Multi-objective LQR with Optimum Weight Selection to Design FOPID Controllers for Delayed Fractional Order Processes

An optimal trade-off design for fractional order (FO)-PID controller is proposed in this paper with a Linear Quadratic Regulator (LQR) based technique using two conflicting time domain control objectives. The deviation of the state trajectories and control signal are automatically enforced by the LQR. A class of delayed FO systems with single non-integer order element has been controlled here which exhibit both sluggish and oscillatory open loop responses. The FO time delay processes are controlled within a multi-objective optimization (MOO) formulation of LQR based FOPID design. The time delays in the FO models are handled by two analytical formulations of designing optimal quadratic regulator for delayed systems.
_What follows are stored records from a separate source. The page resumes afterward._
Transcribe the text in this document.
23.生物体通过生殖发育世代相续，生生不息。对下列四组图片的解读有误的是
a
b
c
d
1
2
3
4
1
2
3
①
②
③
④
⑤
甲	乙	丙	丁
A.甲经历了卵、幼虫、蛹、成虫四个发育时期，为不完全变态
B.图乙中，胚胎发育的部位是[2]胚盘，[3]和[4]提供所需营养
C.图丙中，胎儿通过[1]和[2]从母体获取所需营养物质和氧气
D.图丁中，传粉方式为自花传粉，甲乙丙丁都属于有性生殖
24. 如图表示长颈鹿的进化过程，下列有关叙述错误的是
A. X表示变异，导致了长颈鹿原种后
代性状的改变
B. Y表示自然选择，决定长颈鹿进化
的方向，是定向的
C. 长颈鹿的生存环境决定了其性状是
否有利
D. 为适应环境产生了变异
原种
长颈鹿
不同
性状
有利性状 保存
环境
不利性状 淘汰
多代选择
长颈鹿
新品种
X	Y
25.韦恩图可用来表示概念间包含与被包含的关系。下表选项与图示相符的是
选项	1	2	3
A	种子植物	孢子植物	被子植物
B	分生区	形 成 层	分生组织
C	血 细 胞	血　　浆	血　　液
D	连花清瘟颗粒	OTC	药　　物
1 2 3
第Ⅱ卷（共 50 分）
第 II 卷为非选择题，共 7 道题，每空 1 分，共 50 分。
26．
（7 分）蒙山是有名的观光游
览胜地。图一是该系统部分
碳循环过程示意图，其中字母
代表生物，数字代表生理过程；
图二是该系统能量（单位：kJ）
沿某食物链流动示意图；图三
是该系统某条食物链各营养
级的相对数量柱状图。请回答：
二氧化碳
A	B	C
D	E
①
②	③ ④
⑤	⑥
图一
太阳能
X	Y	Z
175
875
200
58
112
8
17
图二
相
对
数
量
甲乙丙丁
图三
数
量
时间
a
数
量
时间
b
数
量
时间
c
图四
A comparison is made between the two approaches of LQR design for the stabilization of time-delay systems in the context of FOPID controller tuning. The MOO control design methodology yields the Pareto optimal trade-off solutions between the tracking performance for unit set-point change and total variation (TV) of the control signal. Numerical simulations are provided to compare the merits of the two delay handling techniques in the multi-objective LQR-FOPID design, while also showing the capability of load disturbance suppression using these optimal controllers. Tuning rules are then formed for the optimal LQR-FOPID controller knobs, using the median of the non-dominated Pareto solution to handle delays FO processes.